Relaxing to both mind and body

2 drops lavender

2 drops roman chamomile 

1 drop sweet marjoram

1 – 2 T natural body wash

½ – 1 c Epsom salts

Add essential oils to body wash to disburse. Mix in Epsom salts. Add under running very warm running water.

 

Clear and Calm Diffuser Blend

Clearing, cleansing, clarifying and calming.

3 drops lemon

2 drops lavender fine

Diffuse for 30 to 60 minutes for a clearing and calming experience.

 


Sources:

[1] Hatfield, Heather. “How TV, Internet, and Other Electronic Devices Impact Sleep.” WebMD. WebMD, n.d. Web. 19 July 2016.

[2] “Adult Sleep Needs at Every Age: From Young Adults to the Elderly.” WebMD. WebMD, n.d. Web. 19 July 2016.
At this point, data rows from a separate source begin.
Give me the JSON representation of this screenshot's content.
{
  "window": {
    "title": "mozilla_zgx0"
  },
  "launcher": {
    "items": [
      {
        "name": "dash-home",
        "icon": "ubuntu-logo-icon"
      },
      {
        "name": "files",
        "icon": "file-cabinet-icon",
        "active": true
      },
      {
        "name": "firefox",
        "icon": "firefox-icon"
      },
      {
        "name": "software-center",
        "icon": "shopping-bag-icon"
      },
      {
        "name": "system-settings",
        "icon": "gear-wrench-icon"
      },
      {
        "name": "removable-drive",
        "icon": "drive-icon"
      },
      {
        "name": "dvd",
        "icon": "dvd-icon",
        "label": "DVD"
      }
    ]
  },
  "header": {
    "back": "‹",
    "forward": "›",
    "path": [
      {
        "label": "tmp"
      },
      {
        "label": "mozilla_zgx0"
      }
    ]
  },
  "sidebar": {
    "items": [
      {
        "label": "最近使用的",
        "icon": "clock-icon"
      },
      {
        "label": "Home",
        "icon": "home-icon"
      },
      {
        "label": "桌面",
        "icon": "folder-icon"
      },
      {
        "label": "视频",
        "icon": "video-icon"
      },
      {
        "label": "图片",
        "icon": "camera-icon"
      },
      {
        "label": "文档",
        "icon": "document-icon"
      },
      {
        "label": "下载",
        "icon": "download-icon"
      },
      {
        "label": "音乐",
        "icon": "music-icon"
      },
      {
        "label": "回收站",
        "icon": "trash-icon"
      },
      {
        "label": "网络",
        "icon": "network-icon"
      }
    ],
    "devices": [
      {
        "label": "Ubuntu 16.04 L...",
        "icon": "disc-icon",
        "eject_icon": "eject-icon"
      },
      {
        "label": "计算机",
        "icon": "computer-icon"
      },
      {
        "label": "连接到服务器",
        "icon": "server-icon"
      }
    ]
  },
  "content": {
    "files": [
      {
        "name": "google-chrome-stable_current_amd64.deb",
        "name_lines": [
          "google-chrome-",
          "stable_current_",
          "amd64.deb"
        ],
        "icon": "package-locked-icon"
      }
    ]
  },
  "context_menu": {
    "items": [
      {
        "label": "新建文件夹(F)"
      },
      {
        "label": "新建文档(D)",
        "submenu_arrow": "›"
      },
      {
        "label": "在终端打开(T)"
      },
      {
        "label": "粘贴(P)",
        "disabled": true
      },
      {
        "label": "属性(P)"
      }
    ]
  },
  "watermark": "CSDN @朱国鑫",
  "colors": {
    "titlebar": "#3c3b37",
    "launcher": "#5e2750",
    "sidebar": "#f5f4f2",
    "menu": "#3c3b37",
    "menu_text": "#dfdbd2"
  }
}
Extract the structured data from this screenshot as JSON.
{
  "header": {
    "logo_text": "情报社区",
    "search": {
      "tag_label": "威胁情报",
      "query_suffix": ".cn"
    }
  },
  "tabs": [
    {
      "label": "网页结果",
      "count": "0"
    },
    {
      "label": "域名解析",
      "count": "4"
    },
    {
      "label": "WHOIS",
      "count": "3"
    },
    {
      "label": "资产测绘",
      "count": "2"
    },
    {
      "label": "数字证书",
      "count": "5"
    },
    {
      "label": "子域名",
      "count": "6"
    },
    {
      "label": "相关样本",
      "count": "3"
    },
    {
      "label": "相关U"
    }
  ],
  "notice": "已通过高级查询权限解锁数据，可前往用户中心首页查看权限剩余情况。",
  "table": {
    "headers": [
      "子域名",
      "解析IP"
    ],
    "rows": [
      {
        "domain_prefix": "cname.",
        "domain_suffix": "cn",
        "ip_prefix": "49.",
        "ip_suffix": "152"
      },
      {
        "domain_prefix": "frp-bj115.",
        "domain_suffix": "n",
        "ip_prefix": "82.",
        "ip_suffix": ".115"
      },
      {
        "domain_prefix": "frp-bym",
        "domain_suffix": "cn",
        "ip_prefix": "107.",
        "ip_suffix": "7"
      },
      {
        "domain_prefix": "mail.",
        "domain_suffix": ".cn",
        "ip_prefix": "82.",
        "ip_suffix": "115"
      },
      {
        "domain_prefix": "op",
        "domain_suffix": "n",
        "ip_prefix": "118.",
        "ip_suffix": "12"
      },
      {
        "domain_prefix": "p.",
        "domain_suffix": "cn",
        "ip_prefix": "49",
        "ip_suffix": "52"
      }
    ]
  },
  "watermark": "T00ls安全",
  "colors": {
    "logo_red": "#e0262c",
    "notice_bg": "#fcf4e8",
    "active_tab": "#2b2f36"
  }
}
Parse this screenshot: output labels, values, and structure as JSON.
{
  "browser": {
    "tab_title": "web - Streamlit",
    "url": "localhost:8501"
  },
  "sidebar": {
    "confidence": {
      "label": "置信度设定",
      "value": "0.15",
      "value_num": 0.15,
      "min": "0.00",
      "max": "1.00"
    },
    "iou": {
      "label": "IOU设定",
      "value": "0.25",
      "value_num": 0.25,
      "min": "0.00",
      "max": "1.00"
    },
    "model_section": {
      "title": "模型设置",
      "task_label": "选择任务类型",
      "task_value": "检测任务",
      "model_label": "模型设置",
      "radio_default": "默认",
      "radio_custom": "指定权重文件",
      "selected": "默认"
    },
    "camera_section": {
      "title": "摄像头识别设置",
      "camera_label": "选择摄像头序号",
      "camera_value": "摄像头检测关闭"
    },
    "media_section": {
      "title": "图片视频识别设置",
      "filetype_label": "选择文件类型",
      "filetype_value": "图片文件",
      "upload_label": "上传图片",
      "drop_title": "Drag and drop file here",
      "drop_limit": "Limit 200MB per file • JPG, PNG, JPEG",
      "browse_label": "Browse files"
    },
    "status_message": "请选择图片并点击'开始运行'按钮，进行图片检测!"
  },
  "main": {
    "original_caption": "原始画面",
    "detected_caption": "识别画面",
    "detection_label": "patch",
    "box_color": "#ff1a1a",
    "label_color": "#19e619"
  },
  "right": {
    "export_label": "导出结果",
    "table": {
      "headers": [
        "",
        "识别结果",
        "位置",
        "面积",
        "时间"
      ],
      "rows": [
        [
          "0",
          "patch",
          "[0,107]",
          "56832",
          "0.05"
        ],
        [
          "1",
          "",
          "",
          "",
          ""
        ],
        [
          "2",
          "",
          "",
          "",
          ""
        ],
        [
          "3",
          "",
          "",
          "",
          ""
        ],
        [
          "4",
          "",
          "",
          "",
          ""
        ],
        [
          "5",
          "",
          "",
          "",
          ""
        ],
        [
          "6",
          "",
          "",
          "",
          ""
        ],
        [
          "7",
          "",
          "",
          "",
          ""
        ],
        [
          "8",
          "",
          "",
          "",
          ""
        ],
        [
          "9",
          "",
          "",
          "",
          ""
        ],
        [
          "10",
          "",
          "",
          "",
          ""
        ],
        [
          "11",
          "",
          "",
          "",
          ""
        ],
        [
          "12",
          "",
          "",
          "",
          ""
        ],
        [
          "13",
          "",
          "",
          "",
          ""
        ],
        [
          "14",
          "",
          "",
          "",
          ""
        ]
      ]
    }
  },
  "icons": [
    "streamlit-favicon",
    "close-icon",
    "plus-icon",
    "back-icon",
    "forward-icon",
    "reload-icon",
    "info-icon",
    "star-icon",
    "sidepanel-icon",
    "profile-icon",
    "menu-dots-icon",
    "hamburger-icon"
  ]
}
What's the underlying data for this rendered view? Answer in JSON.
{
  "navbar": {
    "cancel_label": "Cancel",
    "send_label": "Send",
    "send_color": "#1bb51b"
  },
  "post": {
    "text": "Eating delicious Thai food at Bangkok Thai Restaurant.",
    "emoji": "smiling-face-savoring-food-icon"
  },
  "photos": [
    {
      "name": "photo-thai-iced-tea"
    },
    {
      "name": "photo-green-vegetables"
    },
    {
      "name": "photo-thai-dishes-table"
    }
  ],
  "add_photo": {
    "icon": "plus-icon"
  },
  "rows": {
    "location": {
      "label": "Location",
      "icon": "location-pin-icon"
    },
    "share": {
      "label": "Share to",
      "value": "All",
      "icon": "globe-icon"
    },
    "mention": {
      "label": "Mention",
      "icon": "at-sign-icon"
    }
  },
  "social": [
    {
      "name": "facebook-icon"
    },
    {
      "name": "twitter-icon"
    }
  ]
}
[3] Peri, Camille. “10 Surprising Effects of Lack of Sleep.” WebMD. WebMD, 2014. Web. 13 July 2016.

[4] “Why Sleep Matters.” Healthy Sleep: Understanding the Third of Our Lives We So Often Take for Granted. Division of Sleep Medicine, Harvard Medical School, 2008. Web. 19 July 2016.

[5] “Why Sleep Matters.” Healthy Sleep: Understanding the Third of Our Lives We So Often Take for Granted. Division of Sleep Medicine, Harvard Medical School, 2008. Web. 19 July 2016.

[6] The Therapeutic Foundations of Essential Oils. Robert Tisserand. Tisserand Institute. Tisserand Institute, June 2015. Web. 19 July 2016.

[7] “National Association for Holistic Aromatherapy.” Most Commonly Used Essential OIls | . National Association of Holistic Aromatherapy, n.d. Web. 19 July 2016.